Now more than ever, standardized testing has faced an existential demise. Once hegemonic in its usage, standardized tests such as the GRE are finally being dropped from college department admissions requirements. And while the private Educational Testing Service (ETS), which runs the GRE, might be trying to convince the general public of the benefits of standardized testing to keep itself afloat, I’m here to tell you that it’s time to let it sink. Graduate admissions programs gain nothing from GRE requirements, and it’s time for universities to let go of the GRE for good.
It is clear to anyone studying for the GRE that its content is academically useless. The quantitative section is a painful recreation of high school math, forcing most undergraduates to conjure up years of now-forgotten math education in the span of mere months. The verbal section, likewise, is an idiotic attempt at getting applicants to either read horrifically easy passages or learn the abstract definitions of terms like “maladroit” and “quiescent.” The essays, perhaps the most redeemable aspect of the GRE, still function under the premise that, somehow, 30 minutes of writing will magically showcase an applicant’s analytical skills.
If graduate school is supposed to foster research creativity and critical thinking, then the GRE is the perfect testament against it. As the 2021 Princeton GRE Test Prep states right on page two, “the GRE assesses how well you will take the GRE.” Much like the traumatic SAT and ACT we all took back in high school, the GRE does nothing but serve as an educational time waster. Maybe academia is a sham after all, considering that many universities, including NC State, have to rely on an useless test to measure our academic worth.
Let it be clear that I will be fair in my argument and say that there are a few benefits to standardized testing — as limp as they are. In an ideal setting, the GRE is a catch-all test for graduate admissions programs to know the academic background of students,— that is, if we ignore the fact that at no point whatsoever do undergraduate programs teach students GRE content.
Likewise, for careers that require a license, such as medical doctors, standardized testing makes sense. After all, you wouldn’t want your local physician to run diagnoses on outdated information. But most graduate programs are not trying to make you a physician, and besides, career-specific tests like USMLE exist for a reason.
The bigger slap in the face, however, is ETS’ “uncompromising commitment to equity and fairness.” Standardized testing, as we all know, is inherently unforgiving to any test-taker with a mental illness. Sprinkle in the daily stressors of adult life, such as work and undergraduate school, and graduate school feels less like your average application and more like a dance with death.
This discrepancy is even more obvious considering marginalized and lower-class students tend to fare worse in standardized testing due to a lack of educational resources. After all, a bloated SAT clone is nothing more than a Band-Aid trying to seal the gaping wounds economic inequality has inflicted on both marginalized communities and the current U.S. education system. If ETS really cared for equity and fairness, then it would start pressuring legislators for nationwide educational reform and bury the GRE deep underground.

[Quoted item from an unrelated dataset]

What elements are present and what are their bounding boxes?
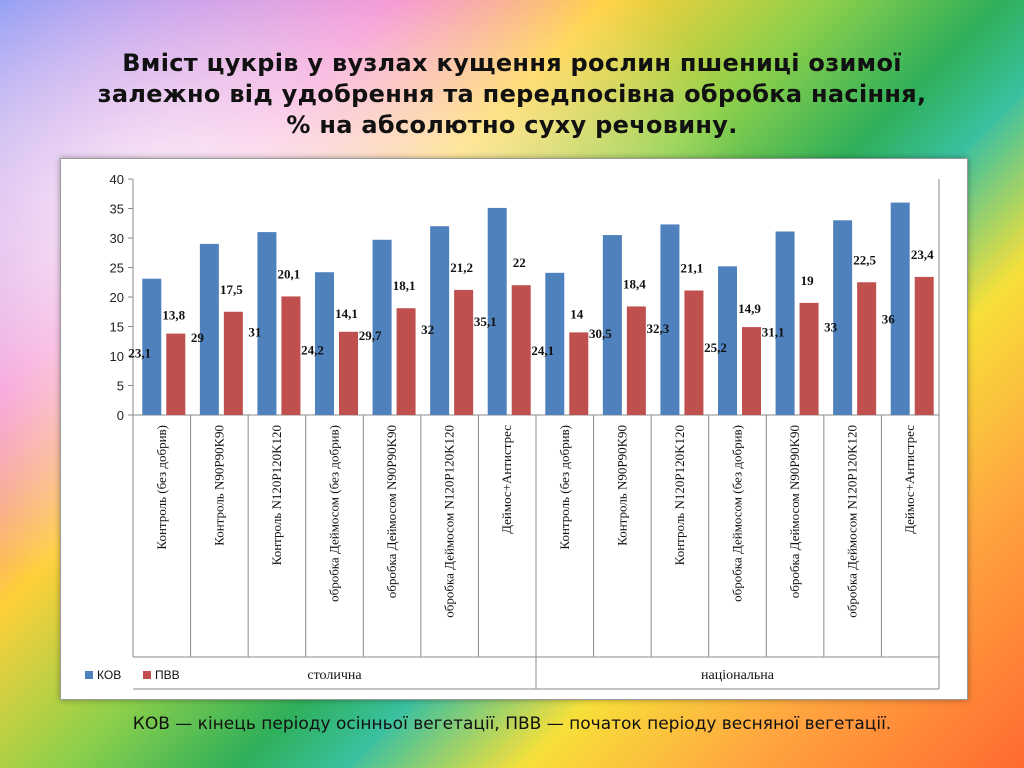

And perhaps there was a time where I thought of graduate education — or university life, for that matter — as different, as more caring and liberating. But like all things, higher education does not exist in an utopian bubble, and the GRE continues to haunt universities like a ghost in dire need of an exorcism. Watching my peers, whom I know to be talented and love dearly, constantly crank out money to test preps only to feel barely average has made me cynical, but not hopeless. After all, in the aftermath of Betsy DeVos’ incompetent legacy, the sky’s the limit on our educational reforms.
With the GRE requirement already being optional this year due to COVID-19, NC State — and all universities for that matter — would do great to completely remove the GRE requirement from all graduate admissions requirements. Literally no one asked for the rotting corpse of the SAT to be putridly revived for higher education, and it’s safe to say that no one in the future will either.